Everywhere there are wars and rumors of wars: a new and familiar phony WMD strategy seems to be developing between the US and Israel over Iran; Zimbabwe is on the verge of the recent scenario in Doonesbury that depicts the murderous tyrant of Berzerkestan; meanwhile Sudan continues to sink further into genocide with rape as a weapon of intimidation.
This morning early I went out into the lilac-scented garden. An ancient white is rewarding me for years of seemingly fruitless care, pruning out dead wood, burying branches already near the ground in hopes they will root. Today it is so covered in blossoms it is almost impossible to see the leaves. Its perfume is augmented by the more subtle scent of "sweet rocket", phlox from someone's garden gone wild along the beach. In the herbaceous border everything is trying to come into bloom at once: the purple balls of alliums, the delicate fringed pale blue flowers of morning rue, the butterfly flowers of aquilegia in every color and form, towering stalks of blue delphiniums in every shade, and great candles of intense red and yellow lupines. Their blue wild cousins are blooming everywhere on the roadsides now. The peonies are in bud, and an azalea flames the same color as the rufous hummingbird's gorget.
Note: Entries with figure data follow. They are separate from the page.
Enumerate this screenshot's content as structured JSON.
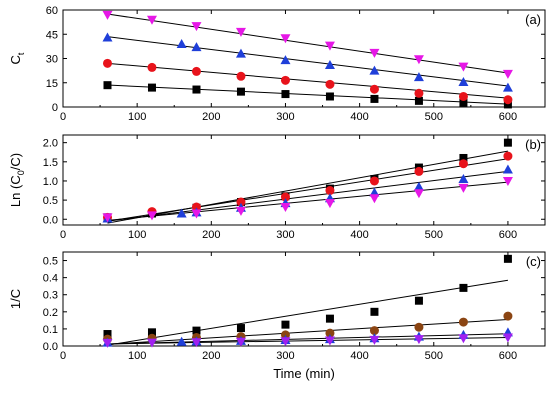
{
  "chart_data": [
    {
      "panel": "(a)",
      "type": "scatter",
      "ylabel_main": "C",
      "ylabel_sub": "t",
      "ylim": [
        0,
        60
      ],
      "yticks": [
        0,
        15,
        30,
        45,
        60
      ],
      "xlim": [
        0,
        650
      ],
      "xticks": [
        0,
        100,
        200,
        300,
        400,
        500,
        600
      ],
      "series": [
        {
          "marker": "square",
          "color": "#000000",
          "x": [
            60,
            120,
            180,
            240,
            300,
            360,
            420,
            480,
            540,
            600
          ],
          "y": [
            13.5,
            12,
            10.8,
            9.5,
            8,
            6.5,
            5,
            3.8,
            2.8,
            1.6
          ]
        },
        {
          "marker": "circle",
          "color": "#e8131b",
          "x": [
            60,
            120,
            180,
            240,
            300,
            360,
            420,
            480,
            540,
            600
          ],
          "y": [
            27,
            24.5,
            22,
            19,
            16.5,
            14,
            11,
            8.5,
            6.5,
            4.5
          ]
        },
        {
          "marker": "triangle-up",
          "color": "#1f3fd9",
          "x": [
            60,
            160,
            180,
            240,
            300,
            360,
            420,
            480,
            540,
            600
          ],
          "y": [
            43,
            39,
            37,
            33,
            29,
            26,
            22.5,
            18.5,
            15.5,
            12
          ]
        },
        {
          "marker": "triangle-down",
          "color": "#e617e6",
          "x": [
            60,
            120,
            180,
            240,
            300,
            360,
            420,
            480,
            540,
            600
          ],
          "y": [
            57,
            54,
            50,
            46.5,
            42.5,
            38,
            33.5,
            29.5,
            25,
            20.5
          ]
        }
      ],
      "fits": [
        {
          "x": [
            60,
            600
          ],
          "y": [
            13.6,
            1.8
          ]
        },
        {
          "x": [
            60,
            600
          ],
          "y": [
            27,
            5.5
          ]
        },
        {
          "x": [
            60,
            600
          ],
          "y": [
            43.5,
            13
          ]
        },
        {
          "x": [
            60,
            600
          ],
          "y": [
            57.5,
            21
          ]
        }
      ]
    },
    {
      "panel": "(b)",
      "type": "scatter",
      "ylabel_main": "Ln (C",
      "ylabel_sub": "0",
      "ylabel_tail": "/C)",
      "ylim": [
        -0.15,
        2.2
      ],
      "yticks": [
        0.0,
        0.5,
        1.0,
        1.5,
        2.0
      ],
      "ytick_labels": [
        "0.0",
        "0.5",
        "1.0",
        "1.5",
        "2.0"
      ],
      "xlim": [
        0,
        650
      ],
      "xticks": [
        0,
        100,
        200,
        300,
        400,
        500,
        600
      ],
      "series": [
        {
          "marker": "square",
          "color": "#000000",
          "x": [
            60,
            120,
            180,
            240,
            300,
            360,
            420,
            480,
            540,
            600
          ],
          "y": [
            0.05,
            0.15,
            0.3,
            0.45,
            0.6,
            0.8,
            1.05,
            1.35,
            1.6,
            2.0
          ]
        },
        {
          "marker": "circle",
          "color": "#e8131b",
          "x": [
            60,
            120,
            180,
            240,
            300,
            360,
            420,
            480,
            540,
            600
          ],
          "y": [
            0.05,
            0.2,
            0.32,
            0.45,
            0.58,
            0.75,
            1.0,
            1.25,
            1.45,
            1.65
          ]
        },
        {
          "marker": "triangle-up",
          "color": "#1f3fd9",
          "x": [
            60,
            160,
            180,
            240,
            300,
            360,
            420,
            480,
            540,
            600
          ],
          "y": [
            0.02,
            0.15,
            0.18,
            0.3,
            0.42,
            0.55,
            0.7,
            0.85,
            1.05,
            1.3
          ]
        },
        {
          "marker": "triangle-down",
          "color": "#e617e6",
          "x": [
            60,
            120,
            180,
            240,
            300,
            360,
            420,
            480,
            540,
            600
          ],
          "y": [
            0.05,
            0.1,
            0.15,
            0.22,
            0.32,
            0.42,
            0.55,
            0.68,
            0.82,
            1.0
          ]
        }
      ],
      "fits": [
        {
          "x": [
            60,
            600
          ],
          "y": [
            -0.1,
            1.78
          ]
        },
        {
          "x": [
            60,
            600
          ],
          "y": [
            -0.05,
            1.58
          ]
        },
        {
          "x": [
            60,
            600
          ],
          "y": [
            -0.05,
            1.25
          ]
        },
        {
          "x": [
            60,
            600
          ],
          "y": [
            -0.03,
            0.97
          ]
        }
      ]
    },
    {
      "panel": "(c)",
      "type": "scatter",
      "ylabel_main": "1/C",
      "ylim": [
        0,
        0.55
      ],
      "yticks": [
        0.0,
        0.1,
        0.2,
        0.3,
        0.4,
        0.5
      ],
      "ytick_labels": [
        "0.0",
        "0.1",
        "0.2",
        "0.3",
        "0.4",
        "0.5"
      ],
      "xlim": [
        0,
        650
      ],
      "xticks": [
        0,
        100,
        200,
        300,
        400,
        500,
        600
      ],
      "xtick_labels": [
        "0",
        "100",
        "200",
        "300",
        "400",
        "500",
        "600"
      ],
      "xlabel": "Time (min)",
      "series": [
        {
          "marker": "square",
          "color": "#000000",
          "x": [
            60,
            120,
            180,
            240,
            300,
            360,
            420,
            480,
            540,
            600
          ],
          "y": [
            0.07,
            0.08,
            0.09,
            0.105,
            0.125,
            0.16,
            0.2,
            0.265,
            0.34,
            0.51
          ]
        },
        {
          "marker": "circle",
          "color": "#8b4513",
          "x": [
            60,
            120,
            180,
            240,
            300,
            360,
            420,
            480,
            540,
            600
          ],
          "y": [
            0.04,
            0.045,
            0.05,
            0.055,
            0.065,
            0.075,
            0.09,
            0.11,
            0.14,
            0.175
          ]
        },
        {
          "marker": "triangle-up",
          "color": "#1f3fd9",
          "x": [
            60,
            160,
            180,
            240,
            300,
            360,
            420,
            480,
            540,
            600
          ],
          "y": [
            0.02,
            0.025,
            0.027,
            0.03,
            0.035,
            0.04,
            0.045,
            0.055,
            0.065,
            0.08
          ]
        },
        {
          "marker": "triangle-down",
          "color": "#a020f0",
          "x": [
            60,
            120,
            180,
            240,
            300,
            360,
            420,
            480,
            540,
            600
          ],
          "y": [
            0.018,
            0.02,
            0.022,
            0.025,
            0.028,
            0.032,
            0.036,
            0.04,
            0.045,
            0.05
          ]
        }
      ],
      "fits": [
        {
          "x": [
            60,
            600
          ],
          "y": [
            0.005,
            0.385
          ]
        },
        {
          "x": [
            60,
            600
          ],
          "y": [
            0.01,
            0.155
          ]
        },
        {
          "x": [
            60,
            600
          ],
          "y": [
            0.012,
            0.072
          ]
        },
        {
          "x": [
            60,
            600
          ],
          "y": [
            0.012,
            0.05
          ]
        }
      ]
    }
  ]
}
The alpina clematis, beloved of bumble bees, are just dropping their lavender petals, while the bees themselves seem happily to be multiplying in the piles of brush I've thrown on the sea wall to strengthen it. We can't keep honeybees in this climate, alas. In the polytunnel tomatoes, squash, pumpkins and beans languish in the cool weather; even the peas on the deck seem reluctant this year, while the roses and lilies have suspended operations until the weather warms a bit more. I've taken pity on some of the vegetables and moved them inside into the garden window, where the tomatoes are towering to the ceiling, already bearing small round green globes, and pumpkins are muscling their way around the other pots, threatening to take over the entire living room. The first incipient pumpkin bloomed yesterday, but she was wasting her time, poor thing, because the male flowers are slower to develop (even so in the plant world as the human!) and none was ready.
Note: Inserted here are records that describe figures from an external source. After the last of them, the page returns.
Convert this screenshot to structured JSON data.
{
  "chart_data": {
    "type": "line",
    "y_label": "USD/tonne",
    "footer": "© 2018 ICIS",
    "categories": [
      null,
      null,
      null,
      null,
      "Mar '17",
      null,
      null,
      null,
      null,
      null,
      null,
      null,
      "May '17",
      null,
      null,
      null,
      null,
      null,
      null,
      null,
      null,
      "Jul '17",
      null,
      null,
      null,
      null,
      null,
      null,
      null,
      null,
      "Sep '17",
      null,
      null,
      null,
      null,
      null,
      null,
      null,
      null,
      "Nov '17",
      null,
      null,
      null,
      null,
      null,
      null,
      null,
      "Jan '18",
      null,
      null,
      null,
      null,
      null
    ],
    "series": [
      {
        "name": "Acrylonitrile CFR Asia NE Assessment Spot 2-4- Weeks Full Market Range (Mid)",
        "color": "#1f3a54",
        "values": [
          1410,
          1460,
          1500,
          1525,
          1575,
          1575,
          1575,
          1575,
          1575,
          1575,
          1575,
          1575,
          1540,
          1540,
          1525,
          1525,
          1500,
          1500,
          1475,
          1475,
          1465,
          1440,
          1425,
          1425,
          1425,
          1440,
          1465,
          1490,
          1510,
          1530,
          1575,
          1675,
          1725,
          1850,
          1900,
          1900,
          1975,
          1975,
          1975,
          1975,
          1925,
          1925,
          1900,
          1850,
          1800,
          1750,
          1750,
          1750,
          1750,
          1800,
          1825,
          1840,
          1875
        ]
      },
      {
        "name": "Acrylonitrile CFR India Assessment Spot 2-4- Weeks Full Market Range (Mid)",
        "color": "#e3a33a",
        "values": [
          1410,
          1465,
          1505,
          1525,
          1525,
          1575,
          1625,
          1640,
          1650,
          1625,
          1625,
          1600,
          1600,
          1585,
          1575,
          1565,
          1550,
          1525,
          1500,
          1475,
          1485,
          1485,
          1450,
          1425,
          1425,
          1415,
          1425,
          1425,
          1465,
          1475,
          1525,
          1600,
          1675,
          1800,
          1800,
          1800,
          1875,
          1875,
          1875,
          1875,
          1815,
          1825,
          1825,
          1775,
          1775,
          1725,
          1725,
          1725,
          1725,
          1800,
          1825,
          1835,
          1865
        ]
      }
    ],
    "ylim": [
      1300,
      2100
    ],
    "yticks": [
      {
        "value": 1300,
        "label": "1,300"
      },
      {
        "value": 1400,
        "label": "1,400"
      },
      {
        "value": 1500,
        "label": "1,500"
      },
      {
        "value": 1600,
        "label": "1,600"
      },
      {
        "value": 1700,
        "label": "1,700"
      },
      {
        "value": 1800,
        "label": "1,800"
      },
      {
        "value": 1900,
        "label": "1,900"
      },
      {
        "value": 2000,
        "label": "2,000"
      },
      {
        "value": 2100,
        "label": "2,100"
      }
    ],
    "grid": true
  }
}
The new Prairie Fire crabapple is just dropping its cerise blossoms on the white sweet woodruff that spills around the foot of a stone shrine that predates my appearing by who knows how many decades. And a young copper beech, also new this year, has unfolded its dark leaves, holding them proudly aloft, as if saluting the huge yellow cedar on a neighbor's property nearby.
As I turn to go in, a whale breaches.
The anguished questioning of the world is stilled in my garden; it is invited there for healing. Who knows what resonances a pocket of beauty, peace and silence may have for the future of our race? There is little I can do but live carefully and offer hospitality to pain, and in that hospitality is, perhaps, a seed of hope.
There are other gardens here, far lovelier than mine, set in the context of the wild garden that is the Alaska wilderness. Its stillness, its hospitality for pain, must also be preserved, for in wilderness pain is taken from us and transfigured; "in wilderness is the preservation of the world." We must keep some of it, at least, from exploitation, lest we lose our souls.
 Erazim Kohák in The Embers and the Stars.
 Eliot Porter in his book by the same title.